Cyclone: a broadcast-free dynamic instruction scheduler with selective replay

  • Authors:
  • Dan Ernst;Andrew Hamel;Todd Austin

  • Affiliations:
  • University of Michigan, Ann Arbor, MI;University of Michigan, Ann Arbor, MI;University of Michigan, Ann Arbor, MI

  • Venue:
  • Proceedings of the 30th annual international symposium on Computer architecture
  • Year:
  • 2003

Quantified Score

Hi-index 0.01

Visualization

Abstract

To achieve high instruction throughput, instruction schedulers must be capable of producing high-quality schedules that maximize functional unit utilization while at the same time enabling fast instruction issue logic. Many solutions exist to the scheduling problem, ranging from compile-time to run-time approaches. Compile-time solutions feature fast and simple hardware, but at the expense of conservative schedules. Dynamic schedulers produce high-quality schedules that incorporate run-time information and dependence speculation, but implementing these schedulers requires complex circuits that can slow processor clock speeds.In this paper, we present the Cyclone scheduler, a novel design that captures the benefits of both compileand run-time scheduling.
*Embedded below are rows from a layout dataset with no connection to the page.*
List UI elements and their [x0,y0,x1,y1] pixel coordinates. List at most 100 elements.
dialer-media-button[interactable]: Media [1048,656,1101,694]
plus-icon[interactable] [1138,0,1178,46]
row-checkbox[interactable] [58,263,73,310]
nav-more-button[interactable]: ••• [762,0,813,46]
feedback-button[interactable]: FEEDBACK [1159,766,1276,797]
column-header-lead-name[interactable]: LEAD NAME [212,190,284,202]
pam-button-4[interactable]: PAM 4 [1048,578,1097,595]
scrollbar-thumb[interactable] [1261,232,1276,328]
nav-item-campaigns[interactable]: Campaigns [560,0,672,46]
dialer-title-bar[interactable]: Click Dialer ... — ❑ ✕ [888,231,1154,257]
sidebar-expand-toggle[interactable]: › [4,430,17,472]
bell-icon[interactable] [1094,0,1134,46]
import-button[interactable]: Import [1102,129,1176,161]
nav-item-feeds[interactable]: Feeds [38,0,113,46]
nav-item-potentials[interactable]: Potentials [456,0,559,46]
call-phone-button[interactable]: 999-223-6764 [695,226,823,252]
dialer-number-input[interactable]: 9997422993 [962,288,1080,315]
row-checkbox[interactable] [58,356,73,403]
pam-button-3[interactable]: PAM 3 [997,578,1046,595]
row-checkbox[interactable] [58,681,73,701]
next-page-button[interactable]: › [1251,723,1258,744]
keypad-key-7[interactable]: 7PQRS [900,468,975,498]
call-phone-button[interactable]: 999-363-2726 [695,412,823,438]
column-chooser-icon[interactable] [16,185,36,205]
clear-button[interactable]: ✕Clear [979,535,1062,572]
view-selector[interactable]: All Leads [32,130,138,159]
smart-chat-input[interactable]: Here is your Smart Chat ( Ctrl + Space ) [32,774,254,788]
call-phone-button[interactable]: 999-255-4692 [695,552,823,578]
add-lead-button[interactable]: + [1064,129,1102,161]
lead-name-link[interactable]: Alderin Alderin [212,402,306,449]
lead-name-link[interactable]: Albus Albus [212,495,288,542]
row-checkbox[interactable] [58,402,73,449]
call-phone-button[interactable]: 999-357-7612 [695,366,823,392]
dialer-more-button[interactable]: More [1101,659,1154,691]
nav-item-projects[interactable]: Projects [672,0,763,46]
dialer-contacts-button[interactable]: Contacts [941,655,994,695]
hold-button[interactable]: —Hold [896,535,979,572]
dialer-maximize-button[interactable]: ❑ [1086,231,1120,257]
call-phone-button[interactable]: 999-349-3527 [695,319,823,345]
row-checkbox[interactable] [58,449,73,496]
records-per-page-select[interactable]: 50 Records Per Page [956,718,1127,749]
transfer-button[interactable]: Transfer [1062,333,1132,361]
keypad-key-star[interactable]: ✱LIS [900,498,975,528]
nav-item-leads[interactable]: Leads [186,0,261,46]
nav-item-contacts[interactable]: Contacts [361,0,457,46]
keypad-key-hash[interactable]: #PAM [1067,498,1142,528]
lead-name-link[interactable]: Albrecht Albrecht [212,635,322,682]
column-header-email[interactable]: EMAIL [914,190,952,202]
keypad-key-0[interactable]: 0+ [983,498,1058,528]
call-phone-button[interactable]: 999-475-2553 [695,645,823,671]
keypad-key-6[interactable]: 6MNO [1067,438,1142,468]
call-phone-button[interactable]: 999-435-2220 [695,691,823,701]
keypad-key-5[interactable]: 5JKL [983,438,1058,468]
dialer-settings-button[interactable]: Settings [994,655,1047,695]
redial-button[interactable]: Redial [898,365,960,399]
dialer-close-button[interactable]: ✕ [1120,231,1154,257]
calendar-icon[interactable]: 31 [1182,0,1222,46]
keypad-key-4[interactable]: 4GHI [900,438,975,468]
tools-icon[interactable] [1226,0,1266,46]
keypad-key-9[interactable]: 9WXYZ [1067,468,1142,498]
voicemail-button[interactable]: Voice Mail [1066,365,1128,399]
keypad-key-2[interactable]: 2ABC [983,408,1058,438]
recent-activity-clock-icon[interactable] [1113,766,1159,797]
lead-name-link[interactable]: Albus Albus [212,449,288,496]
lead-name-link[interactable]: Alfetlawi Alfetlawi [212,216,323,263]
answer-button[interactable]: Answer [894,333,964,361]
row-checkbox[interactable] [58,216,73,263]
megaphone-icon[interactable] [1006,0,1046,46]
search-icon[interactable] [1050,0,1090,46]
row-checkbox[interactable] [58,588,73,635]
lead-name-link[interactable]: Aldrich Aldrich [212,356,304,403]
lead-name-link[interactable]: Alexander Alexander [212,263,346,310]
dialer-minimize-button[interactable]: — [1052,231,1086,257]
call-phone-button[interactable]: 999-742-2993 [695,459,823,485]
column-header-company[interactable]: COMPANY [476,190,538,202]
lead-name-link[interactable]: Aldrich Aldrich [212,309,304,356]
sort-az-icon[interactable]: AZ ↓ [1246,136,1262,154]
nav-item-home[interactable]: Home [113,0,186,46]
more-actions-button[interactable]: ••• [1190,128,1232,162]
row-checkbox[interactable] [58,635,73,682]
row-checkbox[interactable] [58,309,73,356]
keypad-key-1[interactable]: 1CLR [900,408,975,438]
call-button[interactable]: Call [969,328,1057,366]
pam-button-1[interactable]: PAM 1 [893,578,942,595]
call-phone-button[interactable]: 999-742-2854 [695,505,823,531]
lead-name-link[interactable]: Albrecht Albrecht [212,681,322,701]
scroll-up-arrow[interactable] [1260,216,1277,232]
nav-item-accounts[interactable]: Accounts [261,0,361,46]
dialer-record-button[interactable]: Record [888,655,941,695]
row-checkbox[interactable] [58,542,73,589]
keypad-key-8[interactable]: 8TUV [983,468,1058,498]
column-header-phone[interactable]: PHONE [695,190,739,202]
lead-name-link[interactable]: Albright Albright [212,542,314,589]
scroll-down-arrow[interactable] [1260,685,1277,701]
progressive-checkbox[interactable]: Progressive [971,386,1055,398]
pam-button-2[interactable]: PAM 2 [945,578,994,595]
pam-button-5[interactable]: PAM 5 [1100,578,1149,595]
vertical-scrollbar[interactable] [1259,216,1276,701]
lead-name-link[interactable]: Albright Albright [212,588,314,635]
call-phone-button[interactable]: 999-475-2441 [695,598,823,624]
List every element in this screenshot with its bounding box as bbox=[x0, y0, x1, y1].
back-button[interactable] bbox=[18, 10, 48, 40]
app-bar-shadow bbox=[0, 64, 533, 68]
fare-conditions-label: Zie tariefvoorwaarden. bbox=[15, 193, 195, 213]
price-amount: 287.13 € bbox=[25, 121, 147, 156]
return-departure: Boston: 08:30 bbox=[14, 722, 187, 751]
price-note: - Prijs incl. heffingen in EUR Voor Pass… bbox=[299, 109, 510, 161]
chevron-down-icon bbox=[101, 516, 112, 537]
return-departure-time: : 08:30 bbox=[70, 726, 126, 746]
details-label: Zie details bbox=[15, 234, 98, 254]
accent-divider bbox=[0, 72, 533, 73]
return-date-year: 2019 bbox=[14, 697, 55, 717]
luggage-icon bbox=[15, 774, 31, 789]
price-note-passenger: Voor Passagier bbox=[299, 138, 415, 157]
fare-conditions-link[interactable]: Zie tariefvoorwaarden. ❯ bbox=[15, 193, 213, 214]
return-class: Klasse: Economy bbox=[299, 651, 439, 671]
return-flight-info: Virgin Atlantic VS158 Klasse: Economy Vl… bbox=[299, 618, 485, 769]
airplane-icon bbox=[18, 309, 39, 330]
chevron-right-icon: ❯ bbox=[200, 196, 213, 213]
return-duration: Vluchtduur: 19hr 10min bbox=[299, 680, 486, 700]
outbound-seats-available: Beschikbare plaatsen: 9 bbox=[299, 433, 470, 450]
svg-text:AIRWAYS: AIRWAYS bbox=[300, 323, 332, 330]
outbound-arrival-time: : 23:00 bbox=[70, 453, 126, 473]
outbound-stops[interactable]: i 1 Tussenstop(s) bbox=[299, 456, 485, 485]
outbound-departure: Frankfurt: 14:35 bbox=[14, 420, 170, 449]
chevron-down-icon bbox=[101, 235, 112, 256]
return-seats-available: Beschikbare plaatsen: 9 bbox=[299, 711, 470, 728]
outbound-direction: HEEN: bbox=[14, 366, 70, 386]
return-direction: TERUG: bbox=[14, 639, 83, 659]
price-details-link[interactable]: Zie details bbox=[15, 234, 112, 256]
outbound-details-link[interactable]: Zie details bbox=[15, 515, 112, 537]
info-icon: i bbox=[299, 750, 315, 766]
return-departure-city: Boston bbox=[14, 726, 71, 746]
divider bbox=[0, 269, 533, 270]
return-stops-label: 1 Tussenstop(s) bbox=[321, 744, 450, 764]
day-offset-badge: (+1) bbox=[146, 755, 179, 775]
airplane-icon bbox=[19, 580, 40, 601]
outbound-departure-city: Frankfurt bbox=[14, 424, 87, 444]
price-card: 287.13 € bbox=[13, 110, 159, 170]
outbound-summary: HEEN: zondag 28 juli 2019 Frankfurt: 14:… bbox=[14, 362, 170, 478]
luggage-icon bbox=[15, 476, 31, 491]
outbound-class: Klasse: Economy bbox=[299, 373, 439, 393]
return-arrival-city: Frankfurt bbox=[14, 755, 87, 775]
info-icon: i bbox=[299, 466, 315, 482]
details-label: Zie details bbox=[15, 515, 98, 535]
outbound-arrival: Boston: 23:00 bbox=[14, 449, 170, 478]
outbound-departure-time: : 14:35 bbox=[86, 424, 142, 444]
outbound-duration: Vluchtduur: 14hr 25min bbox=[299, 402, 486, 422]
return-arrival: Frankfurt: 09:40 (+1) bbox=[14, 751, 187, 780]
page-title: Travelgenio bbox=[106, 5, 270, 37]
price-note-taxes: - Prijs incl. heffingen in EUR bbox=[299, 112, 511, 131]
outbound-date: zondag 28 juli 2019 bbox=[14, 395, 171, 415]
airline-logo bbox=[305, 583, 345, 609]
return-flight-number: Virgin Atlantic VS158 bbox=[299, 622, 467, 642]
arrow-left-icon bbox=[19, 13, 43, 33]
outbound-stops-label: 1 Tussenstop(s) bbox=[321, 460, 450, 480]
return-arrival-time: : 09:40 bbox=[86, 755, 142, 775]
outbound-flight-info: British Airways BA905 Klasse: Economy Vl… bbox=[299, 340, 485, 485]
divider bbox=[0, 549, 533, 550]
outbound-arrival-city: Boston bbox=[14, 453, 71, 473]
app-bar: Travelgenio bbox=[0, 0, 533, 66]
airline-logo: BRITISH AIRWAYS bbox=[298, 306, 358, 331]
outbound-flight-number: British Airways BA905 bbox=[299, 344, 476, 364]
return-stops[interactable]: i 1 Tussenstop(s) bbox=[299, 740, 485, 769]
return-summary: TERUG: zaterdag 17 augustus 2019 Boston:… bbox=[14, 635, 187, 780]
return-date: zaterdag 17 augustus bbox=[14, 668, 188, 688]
Our approach utilizes a list-based single-pass instruction scheduling algorithm, implemented by hardware at run-time in the front end of the processor pipeline. Once scheduled, instructions are injected into a timed queue that orchestrates their entry into execution. To accommodate branch and load/store dependence speculation, the Cyclone scheduler supports a simple selective replay mechanism. We implement this technique by overloading instruction register forwarding to also detect instructions dependent on incorrectly scheduled operations. Detailed simulation analyses suggest that with sufficient queue width, the Cyclone scheduler can rival the instruction throughput of similarly wide monolithic dynamic schedulers. Furthermore, the circuit complexity of the Cyclone scheduler is much more favorable than a broadcast-based scheduler, as our approach requires no global control signals.